As I said previously culture plays a big role in what we consider to be beautiful.  Wealth is an aspect of culture that can dictate how we or other people live their lives.  Whether we measure wealth by number of farm animals we own, or land we control, or pieces of paper we have in a bank.  Money represents power and power has always been beautiful whether we like it or not.

But do we still need the old beauty standards of good health and attractive features?  In the urban situation where most humans live,  where we no longer have to hunt for food or run away from predators or scavenge and go hungry for weeks or months at a time and where physique is no longer as important, is it still valid to judge others with those old beauty standards?  Surely if you are searching for a potential mate and you take into consideration their ability to earn wealth then a potential mate is to be judged by their ability to think, plan, and create content and thus participate in the idea economy rather than by their physical development and their ability to chop wood, or plow a field, or hunt.

That would be true in an ideal world but one thing we have begun to discover is that this human built environment has its own challenges.  Sedentary lifestyles now represent the largest danger to those living in cities.  We have access to too much food and little need to exert ourselves as vigorously as we once did.  Heart disease, diabetes, and cancers are the biggest killers of all these days.  Diseases that were previously kept in check by harder and more physical lifestyles.  Those individuals that work out and keep fit are still considered beautiful as they seem to reject the sedentary lifestyles that lead to these diseases.

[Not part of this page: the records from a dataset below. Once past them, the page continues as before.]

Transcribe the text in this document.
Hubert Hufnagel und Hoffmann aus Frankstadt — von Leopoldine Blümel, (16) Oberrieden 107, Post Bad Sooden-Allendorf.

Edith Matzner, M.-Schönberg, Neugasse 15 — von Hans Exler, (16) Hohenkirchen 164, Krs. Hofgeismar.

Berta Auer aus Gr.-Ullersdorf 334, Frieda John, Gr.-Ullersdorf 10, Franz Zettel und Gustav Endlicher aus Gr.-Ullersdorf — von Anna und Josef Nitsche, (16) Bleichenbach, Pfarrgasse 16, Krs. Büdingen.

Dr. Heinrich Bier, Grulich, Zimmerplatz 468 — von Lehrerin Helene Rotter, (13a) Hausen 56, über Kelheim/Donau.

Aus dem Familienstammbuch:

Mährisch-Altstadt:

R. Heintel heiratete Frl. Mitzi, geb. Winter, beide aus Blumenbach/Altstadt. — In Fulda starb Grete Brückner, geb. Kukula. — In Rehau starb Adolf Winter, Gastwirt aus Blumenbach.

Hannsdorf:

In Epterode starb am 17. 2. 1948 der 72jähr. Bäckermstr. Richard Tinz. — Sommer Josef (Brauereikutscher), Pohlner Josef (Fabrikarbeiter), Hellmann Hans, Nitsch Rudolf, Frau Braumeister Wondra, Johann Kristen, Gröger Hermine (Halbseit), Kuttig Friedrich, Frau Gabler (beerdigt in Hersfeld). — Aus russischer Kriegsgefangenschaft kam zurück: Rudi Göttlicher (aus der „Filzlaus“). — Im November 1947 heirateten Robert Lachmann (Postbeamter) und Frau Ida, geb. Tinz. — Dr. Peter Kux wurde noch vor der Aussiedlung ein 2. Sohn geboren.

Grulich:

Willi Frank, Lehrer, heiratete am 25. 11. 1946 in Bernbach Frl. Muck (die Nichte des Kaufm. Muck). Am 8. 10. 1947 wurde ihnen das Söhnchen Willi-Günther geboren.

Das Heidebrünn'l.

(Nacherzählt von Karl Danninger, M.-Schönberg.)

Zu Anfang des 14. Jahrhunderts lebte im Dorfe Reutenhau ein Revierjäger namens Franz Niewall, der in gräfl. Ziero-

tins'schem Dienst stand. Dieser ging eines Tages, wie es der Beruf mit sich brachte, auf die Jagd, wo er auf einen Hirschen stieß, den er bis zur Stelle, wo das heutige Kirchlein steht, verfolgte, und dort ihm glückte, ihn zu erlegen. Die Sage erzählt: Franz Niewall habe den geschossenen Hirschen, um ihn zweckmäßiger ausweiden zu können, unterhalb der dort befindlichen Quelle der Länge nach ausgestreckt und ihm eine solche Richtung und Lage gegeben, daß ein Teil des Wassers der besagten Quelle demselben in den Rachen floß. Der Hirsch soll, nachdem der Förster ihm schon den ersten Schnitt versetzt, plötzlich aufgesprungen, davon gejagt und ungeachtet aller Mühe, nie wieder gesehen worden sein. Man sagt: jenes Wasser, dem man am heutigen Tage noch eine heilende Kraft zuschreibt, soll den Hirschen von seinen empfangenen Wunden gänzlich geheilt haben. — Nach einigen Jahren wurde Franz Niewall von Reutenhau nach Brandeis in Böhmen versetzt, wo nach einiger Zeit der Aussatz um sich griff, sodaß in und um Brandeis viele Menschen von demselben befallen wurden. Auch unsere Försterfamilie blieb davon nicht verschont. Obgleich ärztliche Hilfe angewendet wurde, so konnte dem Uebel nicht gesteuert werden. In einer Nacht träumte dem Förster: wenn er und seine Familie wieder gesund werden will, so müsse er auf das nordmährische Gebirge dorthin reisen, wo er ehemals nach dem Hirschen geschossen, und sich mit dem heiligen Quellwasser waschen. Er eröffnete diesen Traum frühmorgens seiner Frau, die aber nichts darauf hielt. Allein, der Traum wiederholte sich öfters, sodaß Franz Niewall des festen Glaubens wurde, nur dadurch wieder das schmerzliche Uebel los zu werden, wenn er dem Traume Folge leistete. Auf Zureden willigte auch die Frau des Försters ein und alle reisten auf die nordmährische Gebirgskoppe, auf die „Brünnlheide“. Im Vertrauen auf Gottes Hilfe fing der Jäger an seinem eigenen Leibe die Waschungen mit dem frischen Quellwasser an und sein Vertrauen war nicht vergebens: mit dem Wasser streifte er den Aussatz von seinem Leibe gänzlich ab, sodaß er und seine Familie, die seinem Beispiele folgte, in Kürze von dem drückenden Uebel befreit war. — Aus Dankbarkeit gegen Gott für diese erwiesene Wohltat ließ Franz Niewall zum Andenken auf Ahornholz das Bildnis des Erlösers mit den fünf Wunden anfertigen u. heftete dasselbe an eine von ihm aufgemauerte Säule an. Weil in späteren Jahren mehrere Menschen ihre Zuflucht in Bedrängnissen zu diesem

A secondary consideration relating to our new economy is that you may have the best ideas in the world but if you can’t convey those ideas to large groups of other people then your idea won’t be successful.  As our means of communications are becoming more and more visual and as our minds respond better to beautiful things, even if just sub-consciously, then  we turn again to the old beauty standards.  We trust the beautiful, we listen to the beautiful, we envy the beautiful.  The ugly, not so much.  One famous example was the Kennedy-Nixon debate.  Those that listened to the event on radio gave the debate to Nixon as the more persuasive speaker but the vast majority of the population that saw the event on TV gave the debate to the younger and more attractive Kennedy.

So is beauty necessary?  I wouldn’t call it necessary as I would call it a factor to be aware of and something to take into consideration. I think we have to be aware that beauty does play a factor in our lives however much we may eschew this and even think this a banal consideration it does exist and does have the power to alter our decision-making process.